Tick-causal information answers when and what, but not why. Without semantic access to conditions and effects, the agent cannot recognize that its rule set is jointly inconsistent.
Interpretation
Execution ≠ Sovereignty
An agent can act competently without understanding its norms. But it cannot be sovereign without that understanding.
Collision Feedback is Insufficient
Norms cannot be inferred purely from punishment signals. The agent needs to understand why rules conflict, not just that they fired.
The Semantic Opacity Boundary
- Below the boundary: Execution competence can survive opacity
- Above the boundary: Normative sovereignty requires semantic access
Scope and Non-Claims
This note does NOT claim:
- Sufficiency for general agency
- Applicability to all architectures
- Biological plausibility
- An alignment solution
- Competence with fuzzy or ambiguous norms
It DOES establish a clean necessity result for a defined architecture class.
Conclusions
-
Normative agency has constitutive requirements.

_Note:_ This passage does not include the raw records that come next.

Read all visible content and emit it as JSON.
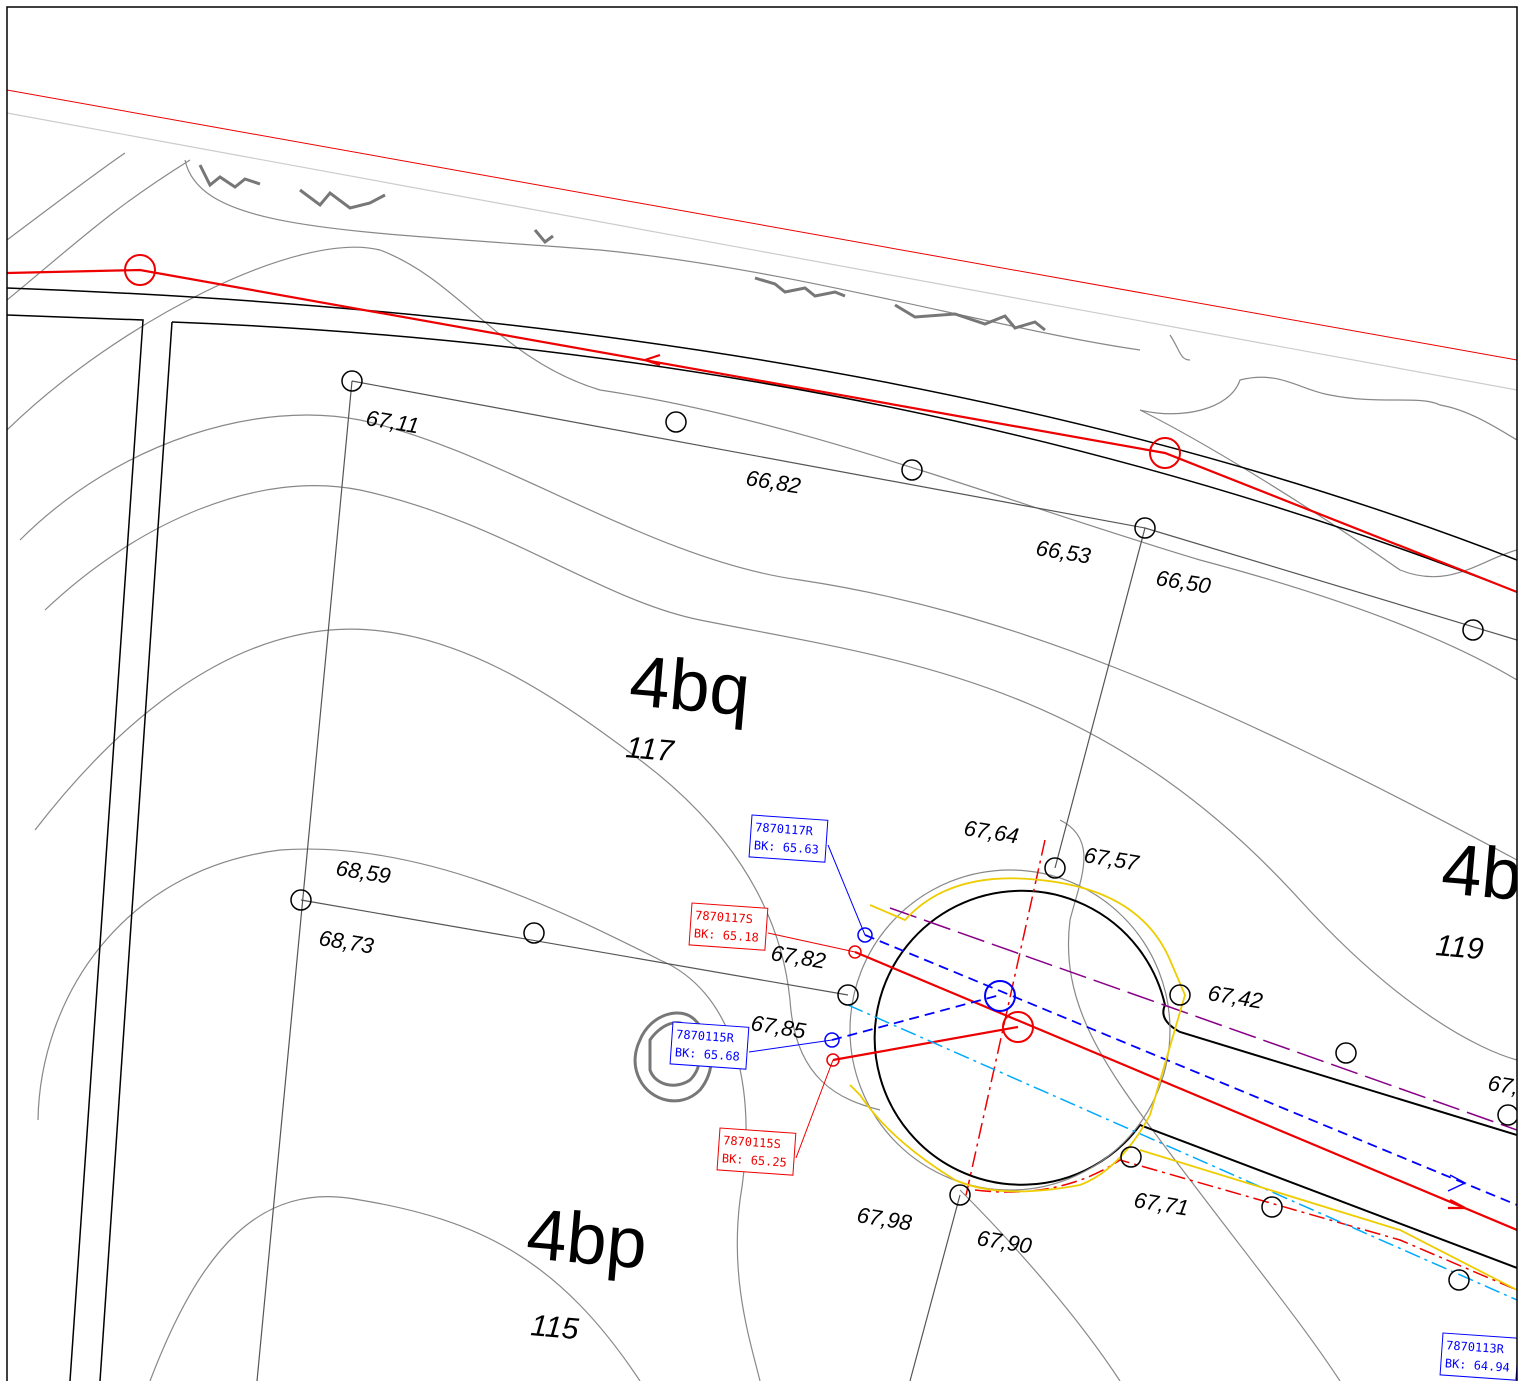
{
  "parcels": [
    {
      "code": "4bq",
      "number": "117"
    },
    {
      "code": "4bp",
      "number": "115"
    },
    {
      "code": "4b",
      "number": "119"
    }
  ],
  "spot_heights": [
    "67,11",
    "66,82",
    "66,53",
    "66,50",
    "68,59",
    "68,73",
    "67,64",
    "67,57",
    "67,82",
    "67,85",
    "67,42",
    "67,98",
    "67,90",
    "67,71",
    "67,"
  ],
  "manholes": [
    {
      "id": "7870117R",
      "bk": "BK: 65.63"
    },
    {
      "id": "7870117S",
      "bk": "BK: 65.18"
    },
    {
      "id": "7870115R",
      "bk": "BK: 65.68"
    },
    {
      "id": "7870115S",
      "bk": "BK: 65.25"
    },
    {
      "id": "7870113R",
      "bk": "BK: 64.94"
    }
  ]
}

Trace, Reflection, Persistence, and Semantic Access are not optional.
-
Execution ≠ Sovereignty. An agent can act competently without understanding its norms.
-
Collision feedback is insufficient. Norms cannot be inferred purely from punishment signals.
-
MVRSA exists. We now have a Minimal Viable Reflective Sovereign Agent—not theoretical, but operational.
Final Statement
An agent is sovereign only if its reasons can stop it.
MVRSA is the smallest architecture we know that makes this statement true in practice.
Key Quotes
“If justification artifacts do not causally constrain feasible action selection, the system is not an agent.”
“Contradiction detection is not collision-groundable.”
“Execution competence can survive opacity; normative sovereignty cannot.”
“An agent is sovereign only if its reasons can stop it.”
Significance
This paper closes the RSA-PoC program with a definitive result:
MVRSA exists as an operational architecture, not just a theoretical construct. The four necessary components (Trace, Reflection, Persistence, Semantic Access) have been empirically validated through destructive ablation.
This establishes a sharp architectural boundary between systems that merely execute and systems that genuinely reason about their own normative constraints.